Denizanası istilası sonrası dikkat çeken uyarı
İstanbul Üniversitesi Su Bilimleri Fakültesi Dekanı Prof. Dr. Melek İşinibilir Okyar, İstanbul Boğazı'ndaki denizanası istilası sonrası deniz salyası görülebileceğini söyledi.

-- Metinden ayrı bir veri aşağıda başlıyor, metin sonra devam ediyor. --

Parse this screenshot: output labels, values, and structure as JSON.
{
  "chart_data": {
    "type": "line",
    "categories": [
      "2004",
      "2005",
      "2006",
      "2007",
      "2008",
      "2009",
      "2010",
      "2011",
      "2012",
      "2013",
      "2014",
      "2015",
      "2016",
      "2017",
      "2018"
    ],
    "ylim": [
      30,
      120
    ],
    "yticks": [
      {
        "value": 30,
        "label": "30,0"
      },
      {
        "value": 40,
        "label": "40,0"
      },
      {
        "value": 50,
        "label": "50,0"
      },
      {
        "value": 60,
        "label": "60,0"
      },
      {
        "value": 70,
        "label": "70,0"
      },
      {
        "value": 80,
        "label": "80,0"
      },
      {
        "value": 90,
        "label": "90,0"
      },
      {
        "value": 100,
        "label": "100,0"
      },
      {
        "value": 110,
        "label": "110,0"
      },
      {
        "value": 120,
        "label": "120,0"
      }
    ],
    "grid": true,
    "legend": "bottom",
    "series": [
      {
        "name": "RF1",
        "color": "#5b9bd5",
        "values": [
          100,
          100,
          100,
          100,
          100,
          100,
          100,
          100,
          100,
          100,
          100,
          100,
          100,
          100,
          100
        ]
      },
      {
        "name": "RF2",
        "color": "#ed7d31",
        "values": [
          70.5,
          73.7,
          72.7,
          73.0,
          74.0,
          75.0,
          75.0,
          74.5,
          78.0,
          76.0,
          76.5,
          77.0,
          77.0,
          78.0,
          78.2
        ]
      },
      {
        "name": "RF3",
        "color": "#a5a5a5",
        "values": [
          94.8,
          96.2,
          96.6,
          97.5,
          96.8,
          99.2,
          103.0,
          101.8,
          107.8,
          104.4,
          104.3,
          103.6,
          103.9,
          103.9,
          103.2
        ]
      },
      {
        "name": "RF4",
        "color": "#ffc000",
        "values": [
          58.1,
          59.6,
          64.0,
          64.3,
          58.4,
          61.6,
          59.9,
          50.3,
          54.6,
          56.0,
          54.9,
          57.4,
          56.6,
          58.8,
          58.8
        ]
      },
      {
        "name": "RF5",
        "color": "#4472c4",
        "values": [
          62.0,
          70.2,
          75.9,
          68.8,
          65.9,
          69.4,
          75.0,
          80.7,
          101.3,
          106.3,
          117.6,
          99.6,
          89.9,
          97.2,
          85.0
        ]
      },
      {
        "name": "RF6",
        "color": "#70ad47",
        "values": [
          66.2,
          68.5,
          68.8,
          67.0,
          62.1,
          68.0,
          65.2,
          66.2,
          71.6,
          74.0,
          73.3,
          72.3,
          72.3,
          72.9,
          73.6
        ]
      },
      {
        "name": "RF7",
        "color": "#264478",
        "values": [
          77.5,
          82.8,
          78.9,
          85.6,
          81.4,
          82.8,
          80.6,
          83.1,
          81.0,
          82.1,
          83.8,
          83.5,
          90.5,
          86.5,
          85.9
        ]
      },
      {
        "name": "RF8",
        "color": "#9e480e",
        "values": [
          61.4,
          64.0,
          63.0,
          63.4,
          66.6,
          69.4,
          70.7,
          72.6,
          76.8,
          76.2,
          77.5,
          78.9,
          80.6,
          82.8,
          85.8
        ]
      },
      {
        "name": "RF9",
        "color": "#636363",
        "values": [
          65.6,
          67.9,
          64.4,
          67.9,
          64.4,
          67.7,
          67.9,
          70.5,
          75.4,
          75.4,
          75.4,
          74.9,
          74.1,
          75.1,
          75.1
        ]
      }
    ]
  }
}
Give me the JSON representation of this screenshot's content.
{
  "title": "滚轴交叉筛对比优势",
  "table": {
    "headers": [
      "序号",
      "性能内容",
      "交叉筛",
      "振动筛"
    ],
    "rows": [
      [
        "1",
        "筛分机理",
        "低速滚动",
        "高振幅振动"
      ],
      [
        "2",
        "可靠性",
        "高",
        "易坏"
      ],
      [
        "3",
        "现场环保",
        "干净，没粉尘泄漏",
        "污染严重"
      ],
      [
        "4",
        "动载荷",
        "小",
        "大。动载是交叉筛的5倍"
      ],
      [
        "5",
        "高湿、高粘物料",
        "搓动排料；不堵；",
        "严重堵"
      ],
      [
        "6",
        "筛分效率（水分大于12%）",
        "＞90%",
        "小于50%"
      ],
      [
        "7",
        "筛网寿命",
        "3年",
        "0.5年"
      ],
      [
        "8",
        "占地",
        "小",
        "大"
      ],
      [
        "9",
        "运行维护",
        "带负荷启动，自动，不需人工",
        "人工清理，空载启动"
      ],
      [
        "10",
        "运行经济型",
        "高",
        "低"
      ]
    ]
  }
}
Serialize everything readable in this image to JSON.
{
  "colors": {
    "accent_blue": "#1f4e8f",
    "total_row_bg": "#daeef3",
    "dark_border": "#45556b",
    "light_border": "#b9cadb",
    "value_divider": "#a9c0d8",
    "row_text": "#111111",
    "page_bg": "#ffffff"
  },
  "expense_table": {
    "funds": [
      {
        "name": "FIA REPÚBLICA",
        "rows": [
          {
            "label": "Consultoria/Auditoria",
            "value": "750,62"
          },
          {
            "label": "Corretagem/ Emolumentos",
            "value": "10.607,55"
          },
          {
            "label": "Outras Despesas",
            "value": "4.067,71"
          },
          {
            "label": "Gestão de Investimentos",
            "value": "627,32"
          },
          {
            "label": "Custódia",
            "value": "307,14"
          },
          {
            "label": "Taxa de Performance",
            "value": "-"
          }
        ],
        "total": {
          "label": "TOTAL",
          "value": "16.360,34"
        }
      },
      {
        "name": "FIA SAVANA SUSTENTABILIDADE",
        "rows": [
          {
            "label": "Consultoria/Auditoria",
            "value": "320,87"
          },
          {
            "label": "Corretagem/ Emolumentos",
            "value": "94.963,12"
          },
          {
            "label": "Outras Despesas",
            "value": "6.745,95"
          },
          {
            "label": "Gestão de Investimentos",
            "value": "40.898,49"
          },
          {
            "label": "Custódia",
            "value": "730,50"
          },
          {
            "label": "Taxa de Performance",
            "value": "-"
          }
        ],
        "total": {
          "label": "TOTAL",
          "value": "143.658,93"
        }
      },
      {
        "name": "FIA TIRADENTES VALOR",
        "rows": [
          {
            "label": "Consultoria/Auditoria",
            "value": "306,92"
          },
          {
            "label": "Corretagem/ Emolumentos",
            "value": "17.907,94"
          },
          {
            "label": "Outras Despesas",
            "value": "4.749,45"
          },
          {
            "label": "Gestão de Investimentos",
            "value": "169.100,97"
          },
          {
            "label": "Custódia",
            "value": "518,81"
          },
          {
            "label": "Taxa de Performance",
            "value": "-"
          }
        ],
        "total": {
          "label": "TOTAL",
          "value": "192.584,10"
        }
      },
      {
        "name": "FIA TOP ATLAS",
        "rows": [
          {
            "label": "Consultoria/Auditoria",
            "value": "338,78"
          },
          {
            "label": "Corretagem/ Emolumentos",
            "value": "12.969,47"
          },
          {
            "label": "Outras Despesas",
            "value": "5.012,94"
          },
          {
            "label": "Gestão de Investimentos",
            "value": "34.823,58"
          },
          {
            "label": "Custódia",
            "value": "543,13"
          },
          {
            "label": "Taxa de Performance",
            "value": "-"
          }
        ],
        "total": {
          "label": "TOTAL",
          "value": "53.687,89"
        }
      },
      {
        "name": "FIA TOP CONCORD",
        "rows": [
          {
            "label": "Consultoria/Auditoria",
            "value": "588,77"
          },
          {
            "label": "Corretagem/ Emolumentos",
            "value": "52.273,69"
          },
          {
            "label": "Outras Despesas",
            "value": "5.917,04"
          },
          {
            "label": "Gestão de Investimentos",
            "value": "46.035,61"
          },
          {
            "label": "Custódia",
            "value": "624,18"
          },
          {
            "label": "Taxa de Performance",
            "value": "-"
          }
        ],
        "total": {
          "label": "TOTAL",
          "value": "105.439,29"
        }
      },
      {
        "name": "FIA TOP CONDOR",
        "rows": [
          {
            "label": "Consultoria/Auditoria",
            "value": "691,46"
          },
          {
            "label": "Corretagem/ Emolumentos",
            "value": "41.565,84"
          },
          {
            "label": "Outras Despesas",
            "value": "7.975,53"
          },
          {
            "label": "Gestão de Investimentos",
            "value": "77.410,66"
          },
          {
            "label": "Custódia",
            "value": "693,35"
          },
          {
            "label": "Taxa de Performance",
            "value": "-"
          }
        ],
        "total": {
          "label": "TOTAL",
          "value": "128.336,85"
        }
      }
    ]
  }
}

İstanbul Boğazı'nın farklı noktalarında artış gösteren denizanalarına dikkat çeken İstanbul Üniversitesi Su Bilimleri Fakültesi Dekanı Prof. Dr. Melek İşinibilir Okyar, "Denizanasını yoğun olarak gördüğümüz yerlerin, organik kirlilik açısından kirli olduğunu ifade edebiliriz" dedi. Okyar, "Denizanaları artışı sonrasında müsilaj olayını görebiliriz. Ama bu tamamen canlının aşırı miktarda çoğalıp ortama çözülmüş organik madde katkısıyla alakalı bir olay" diye konuştu. Bu arada Beylikdüzü'nde, kıyıya yakın noktalarda müsilaj benzeri kirlilik dikkat çekti.
"DENİZANASI KİRLİLİĞİN OLDUĞU YERDE BASKIN HALE GEÇEN CANLILAR"
Beşiktaş Arnavutköy sahilinde yüzeyi istila eden denizanaları tedirginliğe yol açarken, ortaya çıkan bu görüntüler, gözlerin tekrar İstanbul Boğazı'na çevrilmesine yol açtı.
Son dönemde ortaya çıkan görüntüleri değerlendiren İstanbul Üniversitesi Su Bilimleri Fakültesi Dekanı Prof. Dr. Melek İşinibilir Okyar, "Denizanası dediğimiz canlılar, kirliliğin olduğu yerde baskın hale geçen canlılar. Tahammülleri bu tarz alanlarda yüksek olan canlılar. Doğal olarak denizanasını yoğun olarak gördüğümüz yerlerin, organik kirlilik açısından kirli olduğunu ifade edebiliriz. Şimdi Marmara Denizi'nde zaten geçen yıl bir müsilaj olayı yaşadık. Organik kirleticiler açısından bir baskı altında, yani bununla ilgili çok sıkıntılar yaşıyor. Denizanaları da bu tarz ortamları fırsata çevirip aşırı çoğalma eğilimine geçen canlılar. Çünkü gerek düşük oksijen miktarı, gerek kirlilik miktarlarına, tahammülleri son derece yüksek canlılar. Doğal olarak aşırı miktarda sıcaklığın da özellikle artmasıyla birlikte ki son dönem sadece ülkemiz için değil tüm dünya için bir sorun olan küresel ısınma var, iklim değişikliğine bağlı olarak. Bu iklim değişikliğine bağlı olarak meydana gelen küresel ısınmayla su sıcaklıkları da artıyor. Sıcaklık artışları da, bu canlıların zaten metabolizmalarını hızlandırdığından dolayı daha fazla ürüyorlar, daha fazla yumurta üretiyorlar, daha fazla birey ekosisteme dahil olmuş oluyor. Bir de ortam onların istediği tarzda olunca, avcısının az olması ve ortamda yoğun bir besin stoğunun bulunması, bunları baskılayacak canlıların olmaması, doğal olarak bu canlının aşırı artış göstermesine sebep oluyor" diye konuştu.
ENDÜSTRİYEL BALIKÇILIK DENGELERİ BOZDU
Marmara'da artık eskisi kadar balık olmadığını, yapılan endüstriyel balıkçılığının da denizanası ile beslenen balıkları ortadan kaldırdığına dikkat çeken Okyar, "Örneğin kaplumbağalar besleniyor. Bunların üzerinden kılıç balıkları besleniyor. Bunların üzerinden uskumrular besleniyor. Marmara'da artık bunların hiçbirini göremiyoruz. Doğal olarak bunları üzerinden beslenip bunları baskı altında tutacak bir canlı yok. Aşırı bir balıkçılık var. Endüstriyel balıkçılık var. O endüstriyel balıkçılıkta keza; ortamdan balığı çektiğinizde bir şekilde bunlarla mücadele eden türleri siz ortamdan alıyorsunuz. Doğal olarak ortamda besin de var. Prodatörü yok. İklim uygun. Hayvan zaten hayatta kalmak adına çok ciddi mücadele veriyor. Son derece başarılı ve aşırı çoğalıyor" dedi.